A guy I once kind of knew, heard of a girl, whose previous dog's owner overheard a conversation about a foreigner who used those region-hacks for DVD players. You know those ones that stop you watching it because it was meant for another country. The same thing that stops us watching the Trevor Noah clip on colonisation. I imagine that person knows a hack for that too. All illegal of course.
The hacks involve an algorithm of rather bizarre steps that result in the DVD player becoming region free. Something like 'press... right arrow, yellow button twice, mute, help, left, up, 5, box office, up, pause, 3, 7, increase volume, down, boil an egg, tv guide, 4'. Then the screen allegedly goes black and they think they have broken the machine. About two minutes later, lo and behold, they have a region free machine. A mysterious algorithm that if followed correctly does what it is supposed to.
I am busy learning to solve a Rubik's cube via YouTube clips. By stop-starting your way through the video, you can learn what to do. In the beginning the steps are quite understandable. Towards the end there are just algorithms to learn. If you see a yellow fish, make sure its nose is pointing down and then '(R)ight face (c)lockwise, (U)p face (c), (R) counter-clockwise (CC), (U)(C), (R)(C), (U) 2X, (R) (CC)'. The last few stages all have these semi-mystical algorithms that magically solve the cube if you make no mistakes.
It reminded me of some of the things I learnt at university. In one particular subject I was desperately keen not to 'just learn the algorithm'. I wanted to understand why it worked. I sat down with the 700 page text book and started my way through it. Each page took about an hour to understand. I decided to persevere, but after 20 pages my speed wasn't increasing.

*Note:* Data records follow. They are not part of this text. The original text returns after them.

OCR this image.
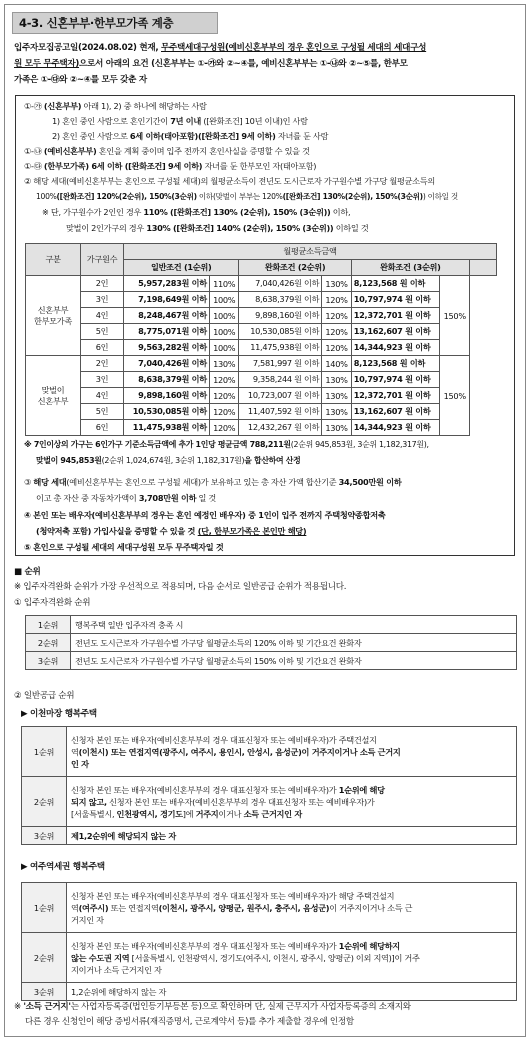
4-3. 신혼부부·한부모가족 계층
입주자모집공고일(2024.08.02) 현재, 무주택세대구성원(예비신혼부부의 경우 혼인으로 구성될 세대의 세대구성
원 모두 무주택자)으로서 아래의 요건 (신혼부부는 ①-㉮와 ②~④를, 예비신혼부부는 ①-㉯와 ②~⑤를, 한부모
가족은 ①-㉰와 ②~④를 모두 갖춘 자
①-㉮ (신혼부부) 아래 1), 2) 중 하나에 해당하는 사람
1) 혼인 중인 사람으로 혼인기간이 7년 이내 ([완화조건] 10년 이내)인 사람
2) 혼인 중인 사람으로 6세 이하(태아포함)([완화조건] 9세 이하) 자녀를 둔 사람
①-㉯ (예비신혼부부) 혼인을 계획 중이며 입주 전까지 혼인사실을 증명할 수 있을 것
①-㉰ (한부모가족) 6세 이하 ([완화조건] 9세 이하) 자녀를 둔 한부모인 자(태아포함)
② 해당 세대(예비신혼부부는 혼인으로 구성될 세대)의 월평균소득이 전년도 도시근로자 가구원수별 가구당 월평균소득의
100%([완화조건] 120%(2순위), 150%(3순위) 이하(맞벌이 부부는 120%([완화조건] 130%(2순위), 150%(3순위)) 이하일 것
※ 단, 가구원수가 2인인 경우 110% ([완화조건] 130% (2순위), 150% (3순위)) 이하,
맞벌이 2인가구의 경우 130% ([완화조건] 140% (2순위), 150% (3순위)) 이하일 것
※ 7인이상의 가구는 6인가구 기준소득금액에 추가 1인당 평균금액 788,211원(2순위 945,853원, 3순위 1,182,317원),
맞벌이 945,853원(2순위 1,024,674원, 3순위 1,182,317원)을 합산하여 산정
③ 해당 세대(예비신혼부부는 혼인으로 구성될 세대)가 보유하고 있는 총 자산 가액 합산기준 34,500만원 이하
이고 총 자산 중 자동차가액이 3,708만원 이하 일 것
④ 본인 또는 배우자(예비신혼부부의 경우는 혼인 예정인 배우자) 중 1인이 입주 전까지 주택청약종합저축
(청약저축 포함) 가입사실을 증명할 수 있을 것 (단, 한부모가족은 본인만 해당)
⑤ 혼인으로 구성될 세대의 세대구성원 모두 무주택자일 것
구분	가구원수	월평균소득금액						
		일반조건 (1순위)		완화조건 (2순위)		완화조건 (3순위)		
신혼부부
한부모가족	2인	5,957,283원 이하	110%	7,040,426원 이하	130%	8,123,568 원 이하	150%	
	3인	7,198,649원 이하	100%	8,638,379원 이하	120%	10,797,974 원 이하		
	4인	8,248,467원 이하	100%	9,898,160원 이하	120%	12,372,701 원 이하		
	5인	8,775,071원 이하	100%	10,530,085원 이하	120%	13,162,607 원 이하		
	6인	9,563,282원 이하	100%	11,475,938원 이하	120%	14,344,923 원 이하		
맞벌이
신혼부부	2인	7,040,426원 이하	130%	7,581,997 원 이하	140%	8,123,568 원 이하	150%	
	3인	8,638,379원 이하	120%	9,358,244 원 이하	130%	10,797,974 원 이하		
	4인	9,898,160원 이하	120%	10,723,007 원 이하	130%	12,372,701 원 이하		
	5인	10,530,085원 이하	120%	11,407,592 원 이하	130%	13,162,607 원 이하		
	6인	11,475,938원 이하	120%	12,432,267 원 이하	130%	14,344,923 원 이하		
■ 순위
※ 입주자격완화 순위가 가장 우선적으로 적용되며, 다음 순서로 일반공급 순위가 적용됩니다.
① 입주자격완화 순위
1순위	행복주택 일반 입주자격 충족 시
2순위	전년도 도시근로자 가구원수별 가구당 월평균소득의 120% 이하 및 기간요건 완화자
3순위	전년도 도시근로자 가구원수별 가구당 월평균소득의 150% 이하 및 기간요건 완화자
② 일반공급 순위
▶ 이천마장 행복주택
1순위	신청자 본인 또는 배우자(예비신혼부부의 경우 대표신청자 또는 예비배우자)가 주택건설지
역(이천시) 또는 연접지역(광주시, 여주시, 용인시, 안성시, 음성군)이 거주지이거나 소득 근거지
인 자
2순위	신청자 본인 또는 배우자(예비신혼부부의 경우 대표신청자 또는 예비배우자)가 1순위에 해당
되지 않고, 신청자 본인 또는 배우자(예비신혼부부의 경우 대표신청자 또는 예비배우자)가
[서울특별시, 인천광역시, 경기도]에 거주지이거나 소득 근거지인 자
3순위	제1,2순위에 해당되지 않는 자
▶ 여주역세권 행복주택
1순위	신청자 본인 또는 배우자(예비신혼부부의 경우 대표신청자 또는 예비배우자)가 해당 주택건설지
역(여주시) 또는 연접지역(이천시, 광주시, 양평군, 원주시, 충주시, 음성군)이 거주지이거나 소득 근
거지인 자
2순위	신청자 본인 또는 배우자(예비신혼부부의 경우 대표신청자 또는 예비배우자)가 1순위에 해당하지
않는 수도권 지역 [서울특별시, 인천광역시, 경기도(여주시, 이천시, 광주시, 양평군) 이외 지역)]이 거주
지이거나 소득 근거지인 자
3순위	1,2순위에 해당하지 않는 자
※ '소득 근거지'는 사업자등록증(법인등기부등본 등)으로 확인하며 단, 실제 근무지가 사업자등록증의 소재지와
다른 경우 신청인이 해당 증빙서류(재직증명서, 근로계약서 등)를 추가 제출할 경우에 인정함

I did the more simple arithmetic of how many hours it would take to understand the course. I didn't have that much time. I had to suck it up and learn the algorithms. In the case of this course, I didn't even understand the steps! So I had to just learn the various rows of proofs having no clue what they meant. I recognised the symbols, and so sometimes I would spot a pattern. If there was a (-1) at the end you swapped everything around on the next row. Why? Don't know. Fortunately I was not alone. Humility was dolloped out to all my classmates.
Learning how to do something you don't understand can be done through repetition. A university Maths professor once told us at school that if you want to do well at school maths, you can. Just do enough past papers until you recognise all the questions that could be asked of you, and you know the next step. Learn maths like you learn history. He told the story of a girl who had been failing maths, so she did something like 90 past papers and ended up getting close to full marks. Don't do examples till you get them right, do examples till you stop getting them wrong.
There aren't enough hours in the day to learn how to do everything. Fortunately we can solve problems and then share 'simpler ways' to do things. We will likely need the experts when things go wrong. Real understanding comes from knowing the why, not the how.